Think Twice About Variable Annuities
Annuities — which are contracts allowing buyers to secure payments from insurance companies immediately or in the future — come in three main types: fixed, indexed and variable.
Fixed annuities are fairly straightforward, offering to pay a predetermined sum for a specified period. Indexed ones tie your payments to the performance of a stock market index. Variable ones let you invest money in your annuity account in securities such as mutual funds, with your payouts linked to their performance.
Indexed and variable annuities are more complicated, and the Securities and Exchange Commission (SEC) has issued cautions about them. Either could serve you well, but you should research them deeply before buying. Or just stick with fixed annuities.
Here are some things to know about variable annuities:
They tend to charge significant fees. There’s often a “mortality and expense risk charge,” which may be around 1.25%, and an administrative fee, as well. Those two fees alone could have you paying $700 per year on a $50,000 annuity.
Then there are fees for the securities in which you’re invested, such as mutual funds. A mutual fund might charge 1% or more per year, which could cost you an additional $500 or more on that annuity.
Variable annuities tend to feature “surrender charges,” too, if you want to withdraw a significant portion of your account within a few years of buying the annuity. The charge is usually a percentage of the amount you withdraw, declining each year — so if you took out, say, $10,000 early, you might have to pay $700 in the first year, or $600 in the second, and so on.

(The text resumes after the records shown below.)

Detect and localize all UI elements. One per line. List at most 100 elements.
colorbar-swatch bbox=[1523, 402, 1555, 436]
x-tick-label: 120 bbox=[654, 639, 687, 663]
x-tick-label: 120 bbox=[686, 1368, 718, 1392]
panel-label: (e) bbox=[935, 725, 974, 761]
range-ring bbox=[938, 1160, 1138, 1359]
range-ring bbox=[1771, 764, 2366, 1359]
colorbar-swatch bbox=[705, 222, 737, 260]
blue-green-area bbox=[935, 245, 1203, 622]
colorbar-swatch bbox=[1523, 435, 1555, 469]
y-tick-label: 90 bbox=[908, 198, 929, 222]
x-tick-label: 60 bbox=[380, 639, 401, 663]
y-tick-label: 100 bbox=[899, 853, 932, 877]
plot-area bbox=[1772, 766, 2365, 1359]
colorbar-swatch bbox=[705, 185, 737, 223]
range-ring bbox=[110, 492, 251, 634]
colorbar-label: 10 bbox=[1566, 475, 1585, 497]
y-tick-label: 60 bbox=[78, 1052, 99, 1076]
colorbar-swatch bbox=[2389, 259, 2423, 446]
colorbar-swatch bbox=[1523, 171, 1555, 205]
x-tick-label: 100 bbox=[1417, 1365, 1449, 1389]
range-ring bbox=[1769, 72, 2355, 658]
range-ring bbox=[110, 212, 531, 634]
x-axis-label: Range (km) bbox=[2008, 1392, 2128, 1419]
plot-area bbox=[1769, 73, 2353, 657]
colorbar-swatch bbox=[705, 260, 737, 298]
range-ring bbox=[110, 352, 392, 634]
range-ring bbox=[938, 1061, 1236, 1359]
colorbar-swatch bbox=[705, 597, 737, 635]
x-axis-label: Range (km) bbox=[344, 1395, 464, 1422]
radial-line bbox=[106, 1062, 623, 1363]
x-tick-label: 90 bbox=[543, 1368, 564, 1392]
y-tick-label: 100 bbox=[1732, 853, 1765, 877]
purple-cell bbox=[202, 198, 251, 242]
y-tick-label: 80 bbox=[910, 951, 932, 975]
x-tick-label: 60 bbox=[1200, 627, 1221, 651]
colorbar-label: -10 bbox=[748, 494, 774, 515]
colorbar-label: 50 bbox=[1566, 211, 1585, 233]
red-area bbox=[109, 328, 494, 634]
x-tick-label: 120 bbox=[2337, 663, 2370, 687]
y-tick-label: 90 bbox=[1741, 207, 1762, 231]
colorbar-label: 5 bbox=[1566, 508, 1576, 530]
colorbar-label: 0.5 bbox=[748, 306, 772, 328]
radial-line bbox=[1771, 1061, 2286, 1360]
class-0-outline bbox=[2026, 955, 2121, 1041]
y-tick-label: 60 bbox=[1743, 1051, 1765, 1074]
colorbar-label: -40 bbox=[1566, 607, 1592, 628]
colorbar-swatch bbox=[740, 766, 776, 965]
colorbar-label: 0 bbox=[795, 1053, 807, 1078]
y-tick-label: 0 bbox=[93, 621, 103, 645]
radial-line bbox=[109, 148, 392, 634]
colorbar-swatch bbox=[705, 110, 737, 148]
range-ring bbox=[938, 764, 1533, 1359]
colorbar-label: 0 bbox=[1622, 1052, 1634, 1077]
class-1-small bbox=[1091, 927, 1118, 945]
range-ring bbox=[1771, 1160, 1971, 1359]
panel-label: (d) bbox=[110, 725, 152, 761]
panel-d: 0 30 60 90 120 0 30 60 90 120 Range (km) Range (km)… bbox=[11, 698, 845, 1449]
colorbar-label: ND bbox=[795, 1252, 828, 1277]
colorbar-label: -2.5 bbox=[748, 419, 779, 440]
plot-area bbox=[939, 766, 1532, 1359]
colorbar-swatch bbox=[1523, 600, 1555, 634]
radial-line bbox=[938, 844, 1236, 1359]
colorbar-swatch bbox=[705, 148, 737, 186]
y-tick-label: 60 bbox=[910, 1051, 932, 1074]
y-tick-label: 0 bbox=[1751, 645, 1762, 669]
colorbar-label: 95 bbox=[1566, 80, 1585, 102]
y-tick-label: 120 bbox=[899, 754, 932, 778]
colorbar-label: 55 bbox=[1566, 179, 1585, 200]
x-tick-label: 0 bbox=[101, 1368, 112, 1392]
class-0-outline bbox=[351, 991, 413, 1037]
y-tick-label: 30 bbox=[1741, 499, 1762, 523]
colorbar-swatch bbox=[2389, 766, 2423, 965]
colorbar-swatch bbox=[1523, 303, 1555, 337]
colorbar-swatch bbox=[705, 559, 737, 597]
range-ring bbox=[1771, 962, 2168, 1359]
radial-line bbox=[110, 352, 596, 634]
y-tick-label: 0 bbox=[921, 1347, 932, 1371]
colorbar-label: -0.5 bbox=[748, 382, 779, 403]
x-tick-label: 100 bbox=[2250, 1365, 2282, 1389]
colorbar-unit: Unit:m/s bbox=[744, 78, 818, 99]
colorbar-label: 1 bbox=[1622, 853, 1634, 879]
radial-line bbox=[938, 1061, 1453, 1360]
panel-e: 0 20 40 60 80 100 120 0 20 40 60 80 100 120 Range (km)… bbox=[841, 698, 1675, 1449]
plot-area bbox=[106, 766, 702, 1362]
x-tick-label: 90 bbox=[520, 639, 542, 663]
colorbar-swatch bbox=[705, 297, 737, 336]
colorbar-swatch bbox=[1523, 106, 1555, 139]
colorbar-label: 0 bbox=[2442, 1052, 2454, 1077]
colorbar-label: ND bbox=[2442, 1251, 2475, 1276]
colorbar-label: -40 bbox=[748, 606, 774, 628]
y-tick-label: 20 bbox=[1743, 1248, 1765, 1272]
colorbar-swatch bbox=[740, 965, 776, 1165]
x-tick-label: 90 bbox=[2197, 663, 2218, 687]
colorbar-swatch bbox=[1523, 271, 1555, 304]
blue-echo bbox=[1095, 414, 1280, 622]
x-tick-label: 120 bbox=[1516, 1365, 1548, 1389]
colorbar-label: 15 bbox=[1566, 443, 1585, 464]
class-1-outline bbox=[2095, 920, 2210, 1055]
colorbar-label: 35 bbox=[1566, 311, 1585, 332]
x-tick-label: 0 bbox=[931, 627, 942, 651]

Variable annuities are sometimes promoted by pushy salespeople, and they might point out that your gains and income earned in the account will accumulate tax-free until you withdraw the money. That’s true, but it’s also true of traditional IRAs and 401(k) accounts. Some variable annuities may feature extra goodies such as some long-term care insurance or a guaranteed minimum income, but such features will come at a cost.